Air Canada still has a ways to go to improve its cost picture. Seat mile costs at the Montreal-based company amounted to 16.9 cents in the fourth quarter of 2013, exceeding the 13 cent average of 12 North American carriers tracked by Bloomberg. That’s partly due to higher landing fees and other costs related to operating in Canada. The airline also pockets more revenue per domestic mile than the other North American carriers, according to data compiled by Bloomberg.
“They’ve got lots of levers town and country travel magazine to pull on the cost side,” said Bob Decker, a fund manager with Aurion Capital Management Inc. who helps manage about $6 billion and owns Air Canada stock. “Those denser planes are the nature of air travel nowadays. Airlines are going to have to do more with less.”
Air Canada’s strategy of packing in more passengers also extends to its mainline, where it now flies new Boeing 777s on routes such as Vancouver-Hong Kong and Montreal-Paris. Air Canada’s 777s are built to carry 458 passengers, 109 more than standard models.

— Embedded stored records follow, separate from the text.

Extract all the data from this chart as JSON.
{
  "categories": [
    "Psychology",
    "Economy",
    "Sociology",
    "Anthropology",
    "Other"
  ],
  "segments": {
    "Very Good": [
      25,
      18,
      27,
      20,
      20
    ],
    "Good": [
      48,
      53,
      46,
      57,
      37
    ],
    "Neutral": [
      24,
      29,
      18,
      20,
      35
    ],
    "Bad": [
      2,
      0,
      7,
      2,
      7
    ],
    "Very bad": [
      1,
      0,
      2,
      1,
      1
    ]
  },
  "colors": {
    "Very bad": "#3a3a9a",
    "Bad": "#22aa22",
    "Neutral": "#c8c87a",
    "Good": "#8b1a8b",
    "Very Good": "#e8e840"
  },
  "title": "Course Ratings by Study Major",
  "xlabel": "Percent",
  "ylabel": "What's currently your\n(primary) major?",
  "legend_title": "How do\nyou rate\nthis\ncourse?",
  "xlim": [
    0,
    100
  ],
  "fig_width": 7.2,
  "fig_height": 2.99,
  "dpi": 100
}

After Air Canada deployed a 777 to the Montreal-Paris route last year, “it went from being from one of our poor international routes to being one of our best,” Rovinescu said March 10 at a JPMorgan Chase Co. conference in New York.
Aurion’s Decker recently flew on one of the Air Canada high-density 777s between Vancouver and Toronto, and said the journey proved to be “a lot more pleasant experience than you’d think. I was surprised at how comfortable it was. I’ve been in far worse planes than that.”